An understaffed U.S. Supreme Court is in session as Ohio gets ready to restart executions. The state had stopped executions in 2014 after the botched execution of Dennis McGuire, who gasped and snorted during a 26-minute procedure using a never-before-tried two-drug combination. McGuire’s death started a debate and legal battle over the drugs used in lethal injections across the United States. There is no one set drug approved for execution and combinations are used to make the body shutdown in a way that is not “cruel or unusual.” Foreign drug companies that provided the state in the past would not ship the drug to the state if it was going to be used in an execution. In addition, there were threats of lawsuits and litigation against the companies that provided the drugs to the state specifically to the state for execution. This caused a shortage in the amount of drugs that could be legally provided for executions in the United States.

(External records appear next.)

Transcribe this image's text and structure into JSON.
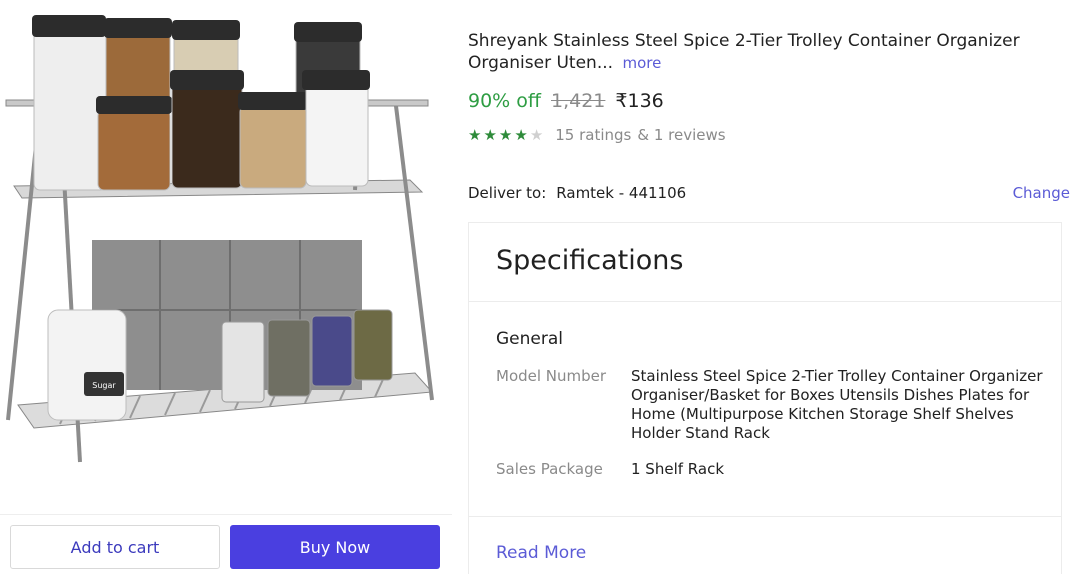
{
  "product": {
    "title": "Shreyank Stainless Steel Spice 2-Tier Trolley Container Organizer Organiser Uten...",
    "more_label": "more",
    "discount": "90% off",
    "mrp": "1,421",
    "price": "₹136",
    "rating_stars": 3.5,
    "ratings_text": "15 ratings",
    "reviews_text": "& 1 reviews",
    "image_label": "Sugar"
  },
  "delivery": {
    "label": "Deliver to:",
    "location": "Ramtek - 441106",
    "change_label": "Change"
  },
  "specifications": {
    "heading": "Specifications",
    "group": "General",
    "rows": [
      {
        "key": "Model Number",
        "value": "Stainless Steel Spice 2-Tier Trolley Container Organizer Organiser/Basket for Boxes Utensils Dishes Plates for Home (Multipurpose Kitchen Storage Shelf Shelves Holder Stand Rack"
      },
      {
        "key": "Sales Package",
        "value": "1 Shelf Rack"
      }
    ],
    "read_more_label": "Read More"
  },
  "actions": {
    "add_to_cart": "Add to cart",
    "buy_now": "Buy Now"
  },
  "colors": {
    "accent": "#4a3fe0",
    "discount": "#2e9d43",
    "link": "#5b5bd6"
  }
}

Ohio will now use an approved three-drug combo for executions: midazolam, which renders the inmate unconscious; rocuronium bromide, which paralyzes the inmate; and potassium chloride, which stops the heart. The companies that provide the drugs are shielded from being revealed because of a law signed by Gov. John Kasich in 2014. However, anti-death penalty advocates have stated that this new drug combination amounts to human experimentation and further work needs to be done on the fairness of the justice system and executions. The drugs being used are not compounded and therefore are approved for use by the FDA.
The Supreme Court ruled last year that use of such a combination is legal for executions. It is expected that many inmates will be filing appeals this week as the court is in session and 2017 is fast approaching. Ohio has scheduled the executions of three convicted killers between January and March 2017.